Mammalian sterile 20-like kinase 1 (MST1), a key component of the Hippo signaling pathway, is implicated in the progression of cardiovascular diseases (CVD) through its effects on apoptosis, oxidative stress, and endothelial dysfunction. This study aims to investigate the role of MST1 in the development of coronary artery disease (CAD), endothelial dysfunction, and oxidative stress, exploring its potential as a biomarker and therapeutic target. Materials and Methods The study included both in vitro and in vivo approaches.
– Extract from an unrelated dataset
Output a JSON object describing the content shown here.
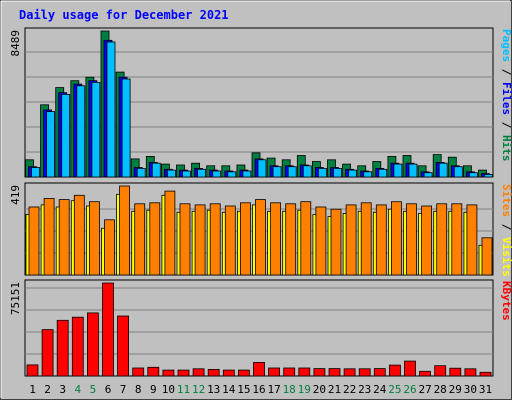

Endothelial cells were subjected to metabolic stress to evaluate MST1 activation and its downstream effects. MST1-deficient (MST1 eKO) mice were used to examine the preservation of endothelial function under metabolic stress. In human studies, MST1 levels were measured in patients with thoracic and abdominal aortic aneurysms (TAA/AAA) who underwent surgery and in patient affected by coronary artery disease(CAD) who underwent coronary angiography for acute coronary syndrome(ACS), chronic coronary syndrome (CCS) or presence of risk factors predictive for CAD in according to ESC Guidelines. We correlated MST1 levels in PMBC from patient with CAD and no CAD and with disease severity using the SYNTAX score for coronary lesions. Results MST1 activation was significantly induced by metabolic stress in endothelial cells, leading to impaired endothelial function and increased oxidative stress. MST1 eKO mice showed preserved endothelial function and reduced oxidative damage under metabolic stress conditions. In patient studies, elevated MST1 levels correlated with presence of TAA/AA and increased severity of CAD (SYNTAX score), reduced autophagy, and higher oxidative stress markers. These findings support MST1 as a possible CAD biomarker and critical mediator of vascular dysfunction and atherosclerosis. Conclusion MST1 plays a pivotal role in the pathogenesis of CVD by promoting apoptosis, oxidative stress, and endothelial dysfunction. Its inhibition emerges as a promising therapeutic strategy to mitigate cardiovascular damage and improve patient outcomes. This study underscores the potential of MST1 as both a biomarker and a therapeutic target in CVD management.